ATA/594/2017 du 23.05.2017 ( PRISON ) , IRRECEVABLE

Descripteurs : ÉTABLISSEMENT PÉNITENTIAIRE ; DÉTENTION(INCARCÉRATION) ; QUALITÉ POUR RECOURIR ; INTÉRÊT ACTUEL ; MESURE DISCIPLINAIRE ; MISE EN LIBERTÉ DÉFINITIVE
Normes : LPA.60.al1.letb
Résumé : Irrecevabilité du recours d'un ancien détenu contre une mesure disciplinaire, en raison de l'absence d'intérêt actuel suite à la libération du recourant pendant la procédure.
En fait
En droit
RÉPUBLIQUE ET CANTON DE GENÈVE

 

POUVOIR JUDICIAIRE

A/40/2017-PRISON ATA/594/2017

COUR DE JUSTICE

Chambre administrative

Arrêt du 23 mai 2017

2ème section

 

dans la cause

 

Monsieur A______

contre

ÉTABLISSEMENT FERMÉ LA BRENAZ



EN FAIT

1. Du 19 mars 2016 au 2 mars 2017, Monsieur A______ a été incarcéré au sein de l’établissement fermé La Brenaz (ci-après : l’établissement).

2. Les 22 et 23 décembre 2016, M. A______ a fait l'objet de deux sanctions journalières pour refus de travailler, à savoir la « suppression complète de toutes les activités communes (loisirs et repas) » du 22 décembre 2016 à 08h00 au 23 décembre 2016 à 08h00 et du 23 décembre 2016 à 08h00 au 24 décembre 2016 à 08h00. La promenade quotidienne d'une durée d'une heure avec la possibilité de téléphoner avait été maintenue.

Il était mentionné que l'intéressé avait été entendu oralement les 22 et 23 décembre 2016 à 08h00 par un agent de détention.

3. Les sanctions avaient été signifiées le 22 décembre 2016 à 08h00 et le 23 décembre 2016 à 11h30 par un agent de détention. Elles étaient signées par des surveillants sous-chefs de l'établissement. Le détenu avais refusé de signer.

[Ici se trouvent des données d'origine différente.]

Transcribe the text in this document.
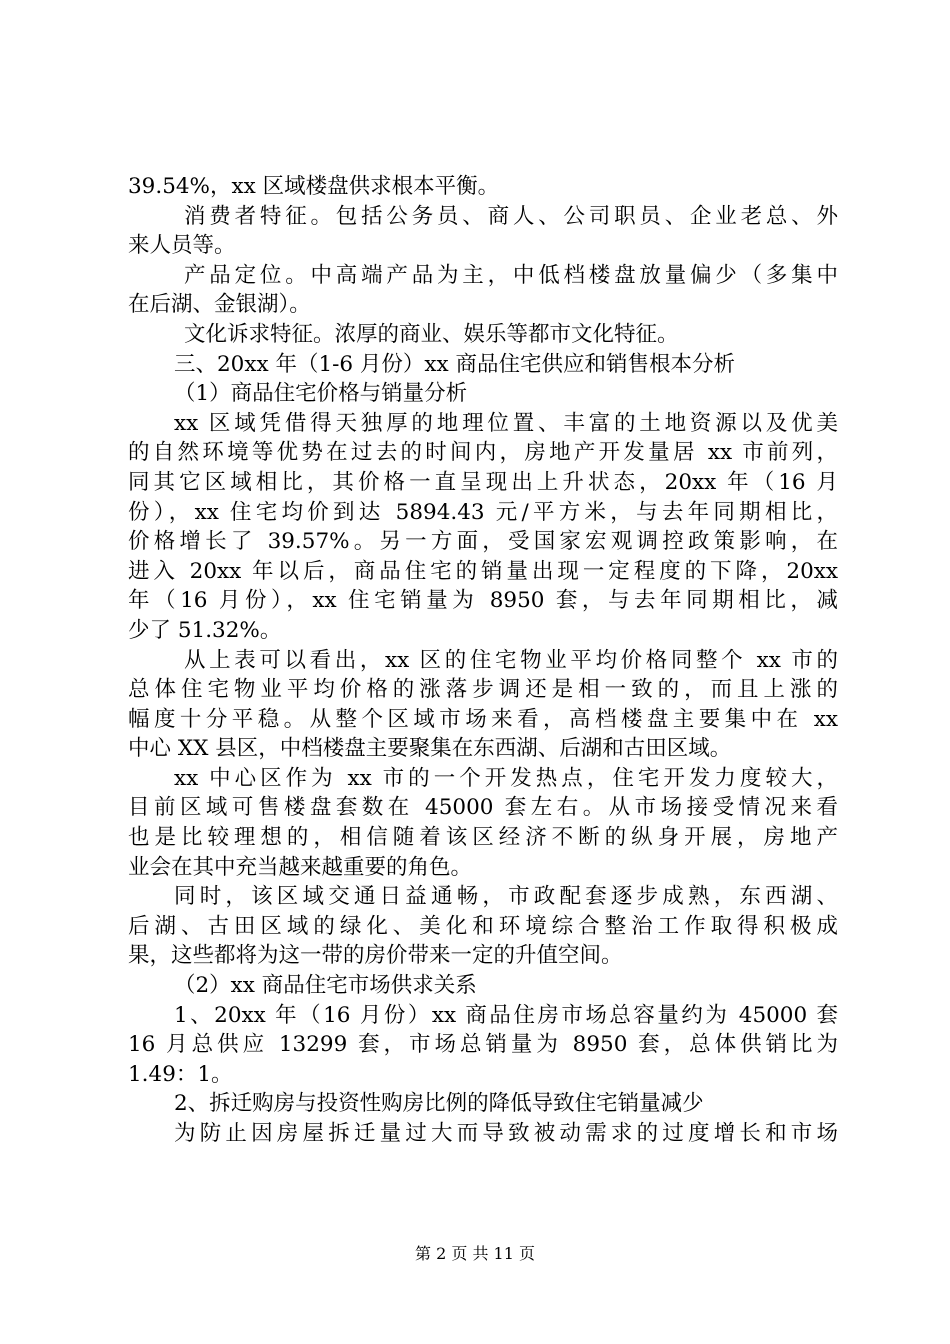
39.54%，xx 区域楼盘供求根本平衡。

消费者特征。包括公务员、商人、公司职员、企业老总、外

来人员等。

产品定位。中高端产品为主，中低档楼盘放量偏少（多集中

在后湖、金银湖）。

文化诉求特征。浓厚的商业、娱乐等都市文化特征。

三、20xx 年（1-6 月份）xx 商品住宅供应和销售根本分析

（1）商品住宅价格与销量分析

xx 区域凭借得天独厚的地理位置、丰富的土地资源以及优美

的自然环境等优势在过去的时间内，房地产开发量居 xx 市前列，

同其它区域相比，其价格一直呈现出上升状态，20xx 年（16 月

份），xx 住宅均价到达 5894.43 元/平方米，与去年同期相比，

价格增长了 39.57%。另一方面，受国家宏观调控政策影响，在

进入 20xx 年以后，商品住宅的销量出现一定程度的下降，20xx

年（16 月份），xx 住宅销量为 8950 套，与去年同期相比，减

少了 51.32%。

从上表可以看出，xx 区的住宅物业平均价格同整个 xx 市的

总体住宅物业平均价格的涨落步调还是相一致的，而且上涨的

幅度十分平稳。从整个区域市场来看，高档楼盘主要集中在 xx

中心 XX 县区，中档楼盘主要聚集在东西湖、后湖和古田区域。

xx 中心区作为 xx 市的一个开发热点，住宅开发力度较大，

目前区域可售楼盘套数在 45000 套左右。从市场接受情况来看

也是比较理想的，相信随着该区经济不断的纵身开展，房地产

业会在其中充当越来越重要的角色。

同时，该区域交通日益通畅，市政配套逐步成熟，东西湖、

后湖、古田区域的绿化、美化和环境综合整治工作取得积极成

果，这些都将为这一带的房价带来一定的升值空间。

（2）xx 商品住宅市场供求关系

1、20xx 年（16 月份）xx 商品住房市场总容量约为 45000 套

16 月总供应 13299 套，市场总销量为 8950 套，总体供销比为

1.49：1。

2、拆迁购房与投资性购房比例的降低导致住宅销量减少

为防止因房屋拆迁量过大而导致被动需求的过度增长和市场

第 2 页 共 11 页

Deux rapports ont été établis les jours mêmes par des agents. Ils détaillaient brièvement les faits.

4. Par acte posté le 4 janvier 2017 à l'attention du greffe de la Cour de justice et transmis par ce dernier à la chambre administrative de la Cour de justice (ci- après : la chambre administrative), M. A______ a interjeté recours contre les sanctions précitées. Préalablement, il a conclu à l'audition du gardien sous-chef M. B______, ainsi qu'à celle de deux témoins, à savoir des personnes détenues au sein l'établissement. Principalement, il a conclu à la nullité des décisions en question, subsidiairement à leur annulabilité.

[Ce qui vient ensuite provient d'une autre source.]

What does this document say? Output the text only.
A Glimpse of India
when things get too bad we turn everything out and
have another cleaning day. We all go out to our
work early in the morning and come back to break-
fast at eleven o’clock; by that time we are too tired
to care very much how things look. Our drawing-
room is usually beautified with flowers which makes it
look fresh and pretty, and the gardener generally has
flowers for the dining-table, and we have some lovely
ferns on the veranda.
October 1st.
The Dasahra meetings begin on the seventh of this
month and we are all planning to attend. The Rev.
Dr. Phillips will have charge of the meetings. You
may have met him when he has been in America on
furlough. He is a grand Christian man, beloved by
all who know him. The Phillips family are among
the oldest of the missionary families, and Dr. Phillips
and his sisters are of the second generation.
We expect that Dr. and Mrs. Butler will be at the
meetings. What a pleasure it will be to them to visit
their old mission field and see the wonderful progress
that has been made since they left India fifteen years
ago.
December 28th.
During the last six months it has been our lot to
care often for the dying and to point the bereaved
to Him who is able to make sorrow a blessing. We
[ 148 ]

Son droit d'être entendu avait été violé, raison pour laquelle les sanctions devaient être déclarées nulles, subsidiairement annulées. Par ailleurs, il n'avait pas violé les règles de conduite applicables au sein de l'établissement.

Les décisions querellées disposaient que le droit d'être entendu avait été octroyé à l''intéressé les 23 et 24 décembre 2016 à 08h00, or, c'était précisément à cette heure-là que s'étaient déroulés les faits ayant donné lieu aux sanctions disciplinaires.

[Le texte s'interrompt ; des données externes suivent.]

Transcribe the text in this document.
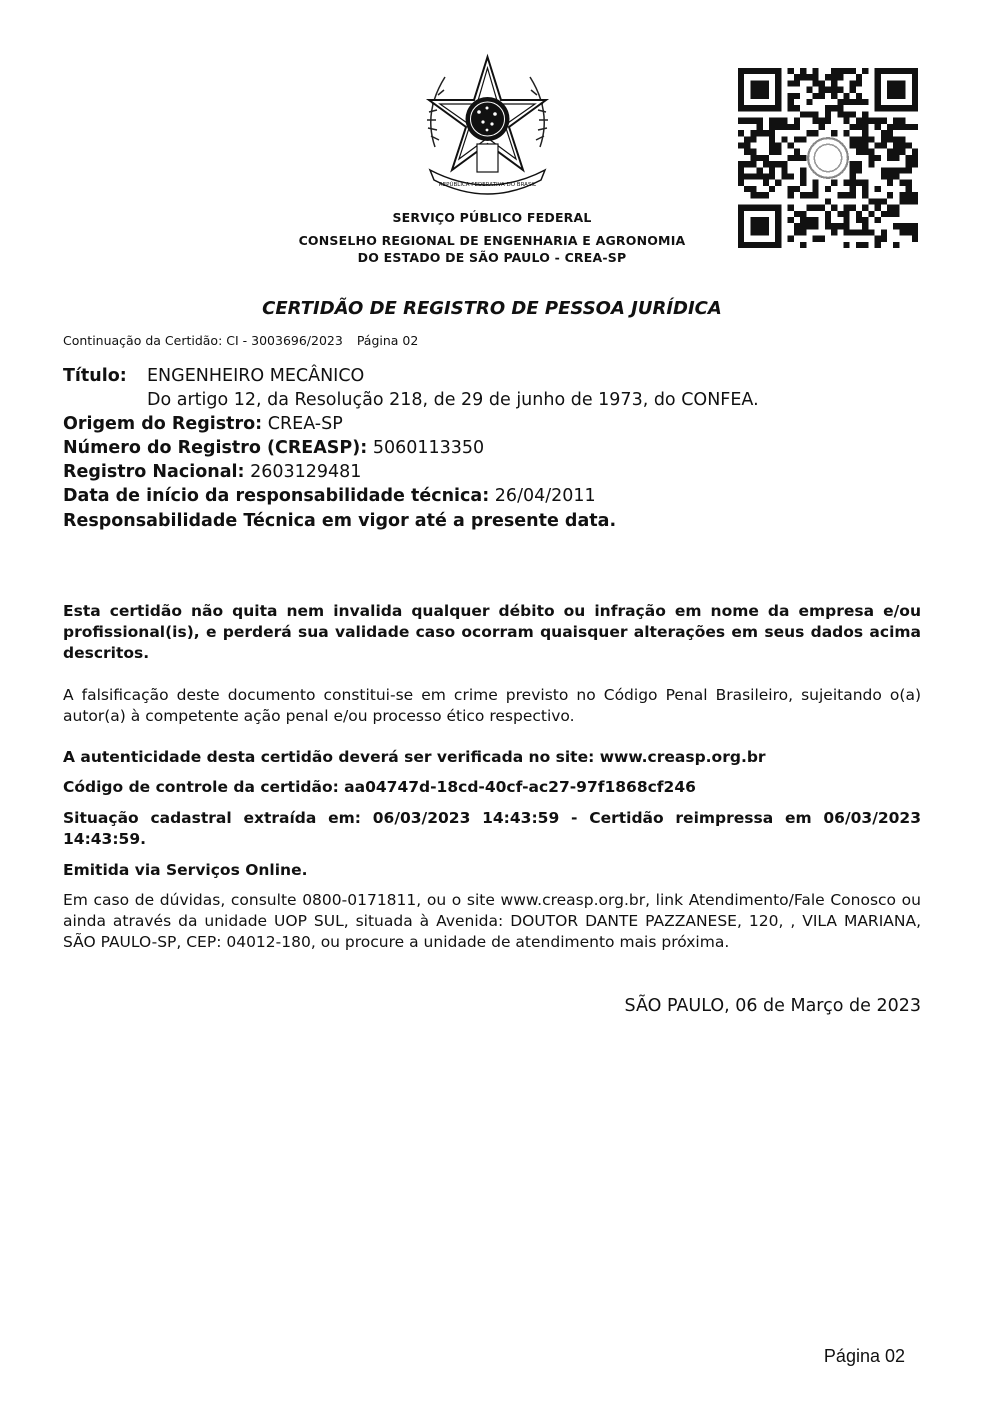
REPÚBLICA FEDERATIVA DO BRASIL
SERVIÇO PÚBLICO FEDERAL
CONSELHO REGIONAL DE ENGENHARIA E AGRONOMIA
DO ESTADO DE SÃO PAULO - CREA-SP
CERTIDÃO DE REGISTRO DE PESSOA JURÍDICA
Continuação da Certidão: CI - 3003696/2023 Página 02
Título: ENGENHEIRO MECÂNICO
Do artigo 12, da Resolução 218, de 29 de junho de 1973, do CONFEA.
Origem do Registro: CREA-SP
Número do Registro (CREASP): 5060113350
Registro Nacional: 2603129481
Data de início da responsabilidade técnica: 26/04/2011
Responsabilidade Técnica em vigor até a presente data.
Esta certidão não quita nem invalida qualquer débito ou infração em nome da empresa e/ou profissional(is), e perderá sua validade caso ocorram quaisquer alterações em seus dados acima descritos.
A falsificação deste documento constitui-se em crime previsto no Código Penal Brasileiro, sujeitando o(a) autor(a) à competente ação penal e/ou processo ético respectivo.
A autenticidade desta certidão deverá ser verificada no site: www.creasp.org.br
Código de controle da certidão: aa04747d-18cd-40cf-ac27-97f1868cf246
Situação cadastral extraída em: 06/03/2023 14:43:59 - Certidão reimpressa em 06/03/2023 14:43:59.
Emitida via Serviços Online.
Em caso de dúvidas, consulte 0800-0171811, ou o site www.creasp.org.br, link Atendimento/Fale Conosco ou ainda através da unidade UOP SUL, situada à Avenida: DOUTOR DANTE PAZZANESE, 120, , VILA MARIANA, SÃO PAULO-SP, CEP: 04012-180, ou procure a unidade de atendimento mais próxima.
SÃO PAULO, 06 de Março de 2023
Página 02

5. Par réponse du 23 février 2017, l'établissement a conclu au rejet du recours.

Les décisions de sanction des 22 et 23 décembre 2016 avaient été signées par des surveillants sous-chefs et contresignées par le directeur de l'établissement. Ce dernier étant absent au moment du déroulement des faits, les surveillants sous-chefs avaient attendu son retour afin de lui soumettre les décisions pour signature.

Concernant la violation du droit d'être entendu, l'établissement indiquait que le détenu avait été entendu oralement lors de la notification des sanctions et que les motifs de ces dernières lui avaient été exposés à ce moment.

Il existait un intérêt public à punir de tels comportements. Les sanctions litigieuses étaient proportionnées.

6. M. A______ est sorti de prison le 2 mars 2017.

7. Par réplique du 30 mars 2017, M. A______ a persisté dans ses conclusions.

Les sanctions avaient été signées par les surveillants sous-chefs. Le directeur de l'établissement, étant absent pour cause de vacances, avait posé sa signature seulement le 4 janvier 2017, ce qui constituait un vice de forme, raison pour laquelle les décisions devaient être déclarées irrecevables.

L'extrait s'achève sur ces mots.